4. Model Evaluation and Conclusions

  • Best performing model: XGBoost

  • RMSE: 136757.5

  • R-squared: 0.8729373

  • Most important features:

  1. grade 50.186
  2. long 49.210
  3. yr_built 32.633

5. Economic Analysis

  • Implementation cost: $50,000
  • Potential savings per house: 29.67%
  • Houses needed to break even: 1
  • ROI after 1000 houses: 320351.20%

6. Recommendations

Based on these analysis results, here are my recommendations:
1. Model Comparison:
- Linear Regression: RMSE = 220,823.4, R-squared = 0.6692366
- Random Forest: RMSE = 151,615, R-squared = 0.8523917
- XGBoost: (RMSE and R-squared not provided, but slightly outperforms Random Forest)

Both Random Forest and XGBoost significantly outperform linear regression. XGBoost shows a slight edge over Random Forest in economic metrics.

  1. Model Selection:
    Implement XGBoost as the primary model due to its marginally better performance. Keep Random Forest as a close secondary model for comparison and robustness. Use linear regression as a baseline model.

  2. Key Predictors:
    Based on Random Forest importance (assuming similar for XGBoost):

Top 5: latitude, grade, longitude, year built, and sqft_living15.

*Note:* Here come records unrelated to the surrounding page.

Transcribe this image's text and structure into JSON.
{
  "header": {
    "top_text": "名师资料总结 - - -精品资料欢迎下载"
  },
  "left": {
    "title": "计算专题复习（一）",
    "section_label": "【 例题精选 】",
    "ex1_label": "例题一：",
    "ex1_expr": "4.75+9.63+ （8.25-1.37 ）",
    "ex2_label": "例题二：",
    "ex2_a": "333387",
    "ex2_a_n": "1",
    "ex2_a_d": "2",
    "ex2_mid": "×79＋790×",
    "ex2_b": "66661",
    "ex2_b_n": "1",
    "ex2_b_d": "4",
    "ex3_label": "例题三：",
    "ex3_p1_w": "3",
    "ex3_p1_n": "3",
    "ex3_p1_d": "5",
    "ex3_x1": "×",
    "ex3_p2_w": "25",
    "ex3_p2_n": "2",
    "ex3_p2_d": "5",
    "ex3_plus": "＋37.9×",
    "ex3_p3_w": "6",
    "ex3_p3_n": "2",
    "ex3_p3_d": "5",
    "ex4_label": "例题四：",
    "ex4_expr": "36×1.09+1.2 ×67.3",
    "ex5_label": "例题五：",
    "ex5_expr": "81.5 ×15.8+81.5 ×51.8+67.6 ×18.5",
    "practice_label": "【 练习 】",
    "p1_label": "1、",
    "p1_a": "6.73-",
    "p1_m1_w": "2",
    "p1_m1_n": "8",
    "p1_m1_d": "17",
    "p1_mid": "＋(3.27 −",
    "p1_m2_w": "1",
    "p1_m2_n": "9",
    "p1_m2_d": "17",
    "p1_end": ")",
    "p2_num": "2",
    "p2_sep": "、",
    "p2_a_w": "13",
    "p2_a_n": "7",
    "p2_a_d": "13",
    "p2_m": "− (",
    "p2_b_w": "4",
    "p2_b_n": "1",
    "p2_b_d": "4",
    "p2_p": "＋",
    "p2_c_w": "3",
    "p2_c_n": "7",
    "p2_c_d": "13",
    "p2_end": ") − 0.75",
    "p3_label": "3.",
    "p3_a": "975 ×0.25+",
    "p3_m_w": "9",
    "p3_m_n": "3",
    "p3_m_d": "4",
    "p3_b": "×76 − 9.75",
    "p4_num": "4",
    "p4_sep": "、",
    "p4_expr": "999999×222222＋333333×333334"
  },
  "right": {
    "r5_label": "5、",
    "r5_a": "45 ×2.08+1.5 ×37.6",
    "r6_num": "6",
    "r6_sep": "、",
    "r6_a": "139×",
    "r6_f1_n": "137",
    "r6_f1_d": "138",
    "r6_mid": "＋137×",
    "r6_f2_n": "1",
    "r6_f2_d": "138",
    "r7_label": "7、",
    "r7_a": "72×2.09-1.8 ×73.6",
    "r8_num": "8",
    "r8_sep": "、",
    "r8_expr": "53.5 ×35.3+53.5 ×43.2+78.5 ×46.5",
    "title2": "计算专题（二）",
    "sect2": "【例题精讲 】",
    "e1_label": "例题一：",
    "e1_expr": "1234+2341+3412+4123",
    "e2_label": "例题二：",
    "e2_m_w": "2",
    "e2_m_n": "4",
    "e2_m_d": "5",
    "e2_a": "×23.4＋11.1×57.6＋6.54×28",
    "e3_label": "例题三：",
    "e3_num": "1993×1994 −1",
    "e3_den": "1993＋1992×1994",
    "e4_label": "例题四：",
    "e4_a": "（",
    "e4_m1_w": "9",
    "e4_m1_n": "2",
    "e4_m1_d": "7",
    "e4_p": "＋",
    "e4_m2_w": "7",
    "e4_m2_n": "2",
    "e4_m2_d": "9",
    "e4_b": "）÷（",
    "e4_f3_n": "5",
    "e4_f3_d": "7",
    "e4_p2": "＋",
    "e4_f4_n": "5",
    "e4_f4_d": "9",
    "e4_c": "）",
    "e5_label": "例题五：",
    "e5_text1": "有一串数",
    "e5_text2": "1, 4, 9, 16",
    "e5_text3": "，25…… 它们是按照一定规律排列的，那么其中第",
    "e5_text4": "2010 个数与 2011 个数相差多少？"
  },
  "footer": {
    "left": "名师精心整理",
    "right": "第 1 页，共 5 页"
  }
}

Analyze feature importance in XGBoost to confirm similarities or differences.

  1. Economic Viability:
    XGBoost shows the best economic potential:
  • Potential savings per house: 29.67%
  • Houses needed to break even: 1
  • ROI after 1000 houses: 320,351.20%

Random Forest shows similar, slightly lower figures.

  1. Implementation Strategy:
  1. Implement XGBoost as the primary model.
  2. Maintain Random Forest as a secondary model for comparison.
  3. Use linear regression as a quick, interpretable baseline.
  4. Start with a pilot program to verify real-world performance of all models.
  5. Gradually scale up the use of the best-performing model(s) in production.
  1. Ensemble Approach:
    Consider creating an ensemble model that combines predictions from all three models, potentially weighted based on their performance.

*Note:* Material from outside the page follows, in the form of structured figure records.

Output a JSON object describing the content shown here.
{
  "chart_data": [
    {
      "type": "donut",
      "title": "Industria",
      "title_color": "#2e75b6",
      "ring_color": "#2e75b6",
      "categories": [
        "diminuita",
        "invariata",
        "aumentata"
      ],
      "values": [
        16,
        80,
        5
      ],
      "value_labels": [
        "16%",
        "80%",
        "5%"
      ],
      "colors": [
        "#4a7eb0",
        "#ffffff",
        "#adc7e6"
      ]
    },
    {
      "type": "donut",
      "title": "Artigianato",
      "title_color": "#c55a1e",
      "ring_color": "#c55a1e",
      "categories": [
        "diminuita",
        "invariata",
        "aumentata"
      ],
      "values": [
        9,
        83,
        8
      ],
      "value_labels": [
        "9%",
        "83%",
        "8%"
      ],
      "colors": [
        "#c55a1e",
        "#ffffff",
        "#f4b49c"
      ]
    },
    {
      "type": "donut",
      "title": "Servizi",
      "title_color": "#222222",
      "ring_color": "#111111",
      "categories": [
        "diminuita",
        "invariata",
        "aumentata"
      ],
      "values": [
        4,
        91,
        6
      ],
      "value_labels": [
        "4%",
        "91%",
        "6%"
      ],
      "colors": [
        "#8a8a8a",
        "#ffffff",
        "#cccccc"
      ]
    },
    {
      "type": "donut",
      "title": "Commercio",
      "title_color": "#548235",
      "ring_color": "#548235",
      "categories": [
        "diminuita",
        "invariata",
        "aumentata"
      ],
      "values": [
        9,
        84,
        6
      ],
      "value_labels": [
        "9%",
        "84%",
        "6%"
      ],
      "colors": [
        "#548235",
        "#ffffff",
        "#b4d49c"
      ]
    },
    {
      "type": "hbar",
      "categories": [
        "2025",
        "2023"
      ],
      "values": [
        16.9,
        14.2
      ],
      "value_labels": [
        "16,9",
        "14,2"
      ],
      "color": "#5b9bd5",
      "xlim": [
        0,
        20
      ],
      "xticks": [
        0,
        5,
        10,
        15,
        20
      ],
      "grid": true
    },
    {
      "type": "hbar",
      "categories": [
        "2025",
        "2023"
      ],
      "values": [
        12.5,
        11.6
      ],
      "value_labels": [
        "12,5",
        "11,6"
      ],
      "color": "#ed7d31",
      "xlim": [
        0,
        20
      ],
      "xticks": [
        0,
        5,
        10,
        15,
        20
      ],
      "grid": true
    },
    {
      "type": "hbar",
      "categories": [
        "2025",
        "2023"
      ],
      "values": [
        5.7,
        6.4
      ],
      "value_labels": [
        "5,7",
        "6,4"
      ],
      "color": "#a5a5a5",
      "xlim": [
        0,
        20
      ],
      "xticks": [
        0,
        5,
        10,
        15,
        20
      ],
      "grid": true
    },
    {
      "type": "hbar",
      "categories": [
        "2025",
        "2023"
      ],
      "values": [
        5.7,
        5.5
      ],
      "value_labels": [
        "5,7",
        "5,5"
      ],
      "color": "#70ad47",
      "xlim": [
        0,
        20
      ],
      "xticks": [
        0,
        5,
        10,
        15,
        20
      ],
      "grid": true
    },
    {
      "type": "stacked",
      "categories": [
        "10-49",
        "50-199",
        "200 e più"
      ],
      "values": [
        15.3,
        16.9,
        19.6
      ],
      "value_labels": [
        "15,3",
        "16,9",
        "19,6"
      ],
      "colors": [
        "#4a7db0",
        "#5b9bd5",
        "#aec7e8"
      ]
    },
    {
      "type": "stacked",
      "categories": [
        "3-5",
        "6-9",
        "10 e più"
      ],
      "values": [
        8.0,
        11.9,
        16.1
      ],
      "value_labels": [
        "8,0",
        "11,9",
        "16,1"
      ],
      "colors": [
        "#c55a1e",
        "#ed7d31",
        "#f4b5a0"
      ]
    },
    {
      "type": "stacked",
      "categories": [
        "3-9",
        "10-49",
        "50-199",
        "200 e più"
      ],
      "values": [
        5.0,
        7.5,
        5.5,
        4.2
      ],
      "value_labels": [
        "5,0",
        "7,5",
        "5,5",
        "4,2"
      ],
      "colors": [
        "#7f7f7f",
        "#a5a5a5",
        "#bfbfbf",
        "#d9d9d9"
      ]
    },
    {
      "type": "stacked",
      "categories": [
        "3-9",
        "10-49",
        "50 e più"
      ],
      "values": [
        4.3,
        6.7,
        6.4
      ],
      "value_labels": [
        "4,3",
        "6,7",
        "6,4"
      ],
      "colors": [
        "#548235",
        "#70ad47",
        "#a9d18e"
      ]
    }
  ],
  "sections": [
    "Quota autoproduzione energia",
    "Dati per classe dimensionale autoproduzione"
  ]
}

  2. Model Interpretability:
    Use XGBoost and Random Forest for highest accuracy, but leverage the linear model for its ease of interpretation when needed to explain predictions to stakeholders.

  3. Feature Engineering:
    Given the superior performance of the more complex models, invest in feature engineering to potentially improve all models, especially XGBoost and Random Forest.

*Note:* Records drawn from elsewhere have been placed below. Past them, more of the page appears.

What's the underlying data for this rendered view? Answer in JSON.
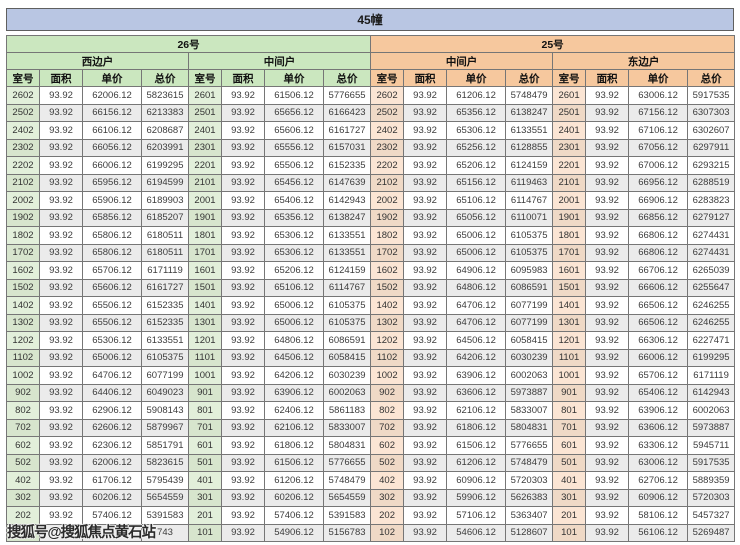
{
  "title": "45幢",
  "watermark": "搜狐号@搜狐焦点黄石站",
  "columns": [
    "室号",
    "面积",
    "单价",
    "总价"
  ],
  "sections": [
    {
      "label": "26号",
      "units": [
        "西边户",
        "中间户"
      ],
      "theme": "green"
    },
    {
      "label": "25号",
      "units": [
        "中间户",
        "东边户"
      ],
      "theme": "orange"
    }
  ],
  "colors": {
    "title_bar": "#b9c6e3",
    "section_green": "#cbe7bf",
    "section_orange": "#f6c89e",
    "room_green": "#e2efda",
    "room_orange": "#fbe5d4",
    "stripe": "#ebebeb",
    "border": "#767676"
  },
  "groups": [
    {
      "building": "26号",
      "unit": "西边户",
      "theme": "green",
      "rows": [
        [
          "2602",
          "93.92",
          "62006.12",
          "5823615"
        ],
        [
          "2502",
          "93.92",
          "66156.12",
          "6213383"
        ],
        [
          "2402",
          "93.92",
          "66106.12",
          "6208687"
        ],
        [
          "2302",
          "93.92",
          "66056.12",
          "6203991"
        ],
        [
          "2202",
          "93.92",
          "66006.12",
          "6199295"
        ],
        [
          "2102",
          "93.92",
          "65956.12",
          "6194599"
        ],
        [
          "2002",
          "93.92",
          "65906.12",
          "6189903"
        ],
        [
          "1902",
          "93.92",
          "65856.12",
          "6185207"
        ],
        [
          "1802",
          "93.92",
          "65806.12",
          "6180511"
        ],
        [
          "1702",
          "93.92",
          "65806.12",
          "6180511"
        ],
        [
          "1602",
          "93.92",
          "65706.12",
          "6171119"
        ],
        [
          "1502",
          "93.92",
          "65606.12",
          "6161727"
        ],
        [
          "1402",
          "93.92",
          "65506.12",
          "6152335"
        ],
        [
          "1302",
          "93.92",
          "65506.12",
          "6152335"
        ],
        [
          "1202",
          "93.92",
          "65306.12",
          "6133551"
        ],
        [
          "1102",
          "93.92",
          "65006.12",
          "6105375"
        ],
        [
          "1002",
          "93.92",
          "64706.12",
          "6077199"
        ],
        [
          "902",
          "93.92",
          "64406.12",
          "6049023"
        ],
        [
          "802",
          "93.92",
          "62906.12",
          "5908143"
        ],
        [
          "702",
          "93.92",
          "62606.12",
          "5879967"
        ],
        [
          "602",
          "93.92",
          "62306.12",
          "5851791"
        ],
        [
          "502",
          "93.92",
          "62006.12",
          "5823615"
        ],
        [
          "402",
          "93.92",
          "61706.12",
          "5795439"
        ],
        [
          "302",
          "93.92",
          "60206.12",
          "5654559"
        ],
        [
          "202",
          "93.92",
          "57406.12",
          "5391583"
        ],
        [
          "",
          "",
          "",
          "743"
        ]
      ]
    },
    {
      "building": "26号",
      "unit": "中间户",
      "theme": "green",
      "rows": [
        [
          "2601",
          "93.92",
          "61506.12",
          "5776655"
        ],
        [
          "2501",
          "93.92",
          "65656.12",
          "6166423"
        ],
        [
          "2401",
          "93.92",
          "65606.12",
          "6161727"
        ],
        [
          "2301",
          "93.92",
          "65556.12",
          "6157031"
        ],
        [
          "2201",
          "93.92",
          "65506.12",
          "6152335"
        ],
        [
          "2101",
          "93.92",
          "65456.12",
          "6147639"
        ],
        [
          "2001",
          "93.92",
          "65406.12",
          "6142943"
        ],
        [
          "1901",
          "93.92",
          "65356.12",
          "6138247"
        ],
        [
          "1801",
          "93.92",
          "65306.12",
          "6133551"
        ],
        [
          "1701",
          "93.92",
          "65306.12",
          "6133551"
        ],
        [
          "1601",
          "93.92",
          "65206.12",
          "6124159"
        ],
        [
          "1501",
          "93.92",
          "65106.12",
          "6114767"
        ],
        [
          "1401",
          "93.92",
          "65006.12",
          "6105375"
        ],
        [
          "1301",
          "93.92",
          "65006.12",
          "6105375"
        ],
        [
          "1201",
          "93.92",
          "64806.12",
          "6086591"
        ],
        [
          "1101",
          "93.92",
          "64506.12",
          "6058415"
        ],
        [
          "1001",
          "93.92",
          "64206.12",
          "6030239"
        ],
        [
          "901",
          "93.92",
          "63906.12",
          "6002063"
        ],
        [
          "801",
          "93.92",
          "62406.12",
          "5861183"
        ],
        [
          "701",
          "93.92",
          "62106.12",
          "5833007"
        ],
        [
          "601",
          "93.92",
          "61806.12",
          "5804831"
        ],
        [
          "501",
          "93.92",
          "61506.12",
          "5776655"
        ],
        [
          "401",
          "93.92",
          "61206.12",
          "5748479"
        ],
        [
          "301",
          "93.92",
          "60206.12",
          "5654559"
        ],
        [
          "201",
          "93.92",
          "57406.12",
          "5391583"
        ],
        [
          "101",
          "93.92",
          "54906.12",
          "5156783"
        ]
      ]
    },
    {
      "building": "25号",
      "unit": "中间户",
      "theme": "orange",
      "rows": [
        [
          "2602",
          "93.92",
          "61206.12",
          "5748479"
        ],
        [
          "2502",
          "93.92",
          "65356.12",
          "6138247"
        ],
        [
          "2402",
          "93.92",
          "65306.12",
          "6133551"
        ],
        [
          "2302",
          "93.92",
          "65256.12",
          "6128855"
        ],
        [
          "2202",
          "93.92",
          "65206.12",
          "6124159"
        ],
        [
          "2102",
          "93.92",
          "65156.12",
          "6119463"
        ],
        [
          "2002",
          "93.92",
          "65106.12",
          "6114767"
        ],
        [
          "1902",
          "93.92",
          "65056.12",
          "6110071"
        ],
        [
          "1802",
          "93.92",
          "65006.12",
          "6105375"
        ],
        [
          "1702",
          "93.92",
          "65006.12",
          "6105375"
        ],
        [
          "1602",
          "93.92",
          "64906.12",
          "6095983"
        ],
        [
          "1502",
          "93.92",
          "64806.12",
          "6086591"
        ],
        [
          "1402",
          "93.92",
          "64706.12",
          "6077199"
        ],
        [
          "1302",
          "93.92",
          "64706.12",
          "6077199"
        ],
        [
          "1202",
          "93.92",
          "64506.12",
          "6058415"
        ],
        [
          "1102",
          "93.92",
          "64206.12",
          "6030239"
        ],
        [
          "1002",
          "93.92",
          "63906.12",
          "6002063"
        ],
        [
          "902",
          "93.92",
          "63606.12",
          "5973887"
        ],
        [
          "802",
          "93.92",
          "62106.12",
          "5833007"
        ],
        [
          "702",
          "93.92",
          "61806.12",
          "5804831"
        ],
        [
          "602",
          "93.92",
          "61506.12",
          "5776655"
        ],
        [
          "502",
          "93.92",
          "61206.12",
          "5748479"
        ],
        [
          "402",
          "93.92",
          "60906.12",
          "5720303"
        ],
        [
          "302",
          "93.92",
          "59906.12",
          "5626383"
        ],
        [
          "202",
          "93.92",
          "57106.12",
          "5363407"
        ],
        [
          "102",
          "93.92",
          "54606.12",
          "5128607"
        ]
      ]
    },
    {
      "building": "25号",
      "unit": "东边户",
      "theme": "orange",
      "rows": [
        [
          "2601",
          "93.92",
          "63006.12",
          "5917535"
        ],
        [
          "2501",
          "93.92",
          "67156.12",
          "6307303"
        ],
        [
          "2401",
          "93.92",
          "67106.12",
          "6302607"
        ],
        [
          "2301",
          "93.92",
          "67056.12",
          "6297911"
        ],
        [
          "2201",
          "93.92",
          "67006.12",
          "6293215"
        ],
        [
          "2101",
          "93.92",
          "66956.12",
          "6288519"
        ],
        [
          "2001",
          "93.92",
          "66906.12",
          "6283823"
        ],
        [
          "1901",
          "93.92",
          "66856.12",
          "6279127"
        ],
        [
          "1801",
          "93.92",
          "66806.12",
          "6274431"
        ],
        [
          "1701",
          "93.92",
          "66806.12",
          "6274431"
        ],
        [
          "1601",
          "93.92",
          "66706.12",
          "6265039"
        ],
        [
          "1501",
          "93.92",
          "66606.12",
          "6255647"
        ],
        [
          "1401",
          "93.92",
          "66506.12",
          "6246255"
        ],
        [
          "1301",
          "93.92",
          "66506.12",
          "6246255"
        ],
        [
          "1201",
          "93.92",
          "66306.12",
          "6227471"
        ],
        [
          "1101",
          "93.92",
          "66006.12",
          "6199295"
        ],
        [
          "1001",
          "93.92",
          "65706.12",
          "6171119"
        ],
        [
          "901",
          "93.92",
          "65406.12",
          "6142943"
        ],
        [
          "801",
          "93.92",
          "63906.12",
          "6002063"
        ],
        [
          "701",
          "93.92",
          "63606.12",
          "5973887"
        ],
        [
          "601",
          "93.92",
          "63306.12",
          "5945711"
        ],
        [
          "501",
          "93.92",
          "63006.12",
          "5917535"
        ],
        [
          "401",
          "93.92",
          "62706.12",
          "5889359"
        ],
        [
          "301",
          "93.92",
          "60906.12",
          "5720303"
        ],
        [
          "201",
          "93.92",
          "58106.12",
          "5457327"
        ],
        [
          "101",
          "93.92",
          "56106.12",
          "5269487"
        ]
      ]
    }
  ]
}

  4. Hyperparameter Tuning:
    Conduct thorough hyperparameter tuning for both XGBoost and Random Forest to potentially improve their performance further.

  5. Continuous Learning and Adaptation:
    Implement a system to regularly retrain all models with new data, allowing them to adapt to changing market conditions.

  6. Model Monitoring:
    Set up a monitoring system to track the performance of all three models over time. This will help identify if/when model retraining is necessary or if the relative performance of the models changes.

  7. User Interface:
    Develop an interface that allows users to see predictions from all three models, along with confidence intervals and model-specific feature importance.

  8. Risk Management:
    While the complex models show excellent potential, keep the linear model as a fallback option in case of unexpected issues with the more complex models.

  9. Ethical and Legal Compliance:
    Regularly audit all models for compliance with fair housing laws and to ensure they don’t perpetuate biases. The linear model can be particularly useful for these audits due to its transparency.

  10. Educational Component:
    Provide training to users on the strengths and weaknesses of each model type, helping them understand when to rely more heavily on one model over the others.

  11. Feedback Loop:
    Establish a system for users to provide feedback on prediction accuracy, using this information to continually refine and improve all models.

By leveraging the strengths of all three models - the accuracy of XGBoost and Random Forest, and the interpretability of linear regression - you can create a robust, high-performing, and transparent house price prediction system.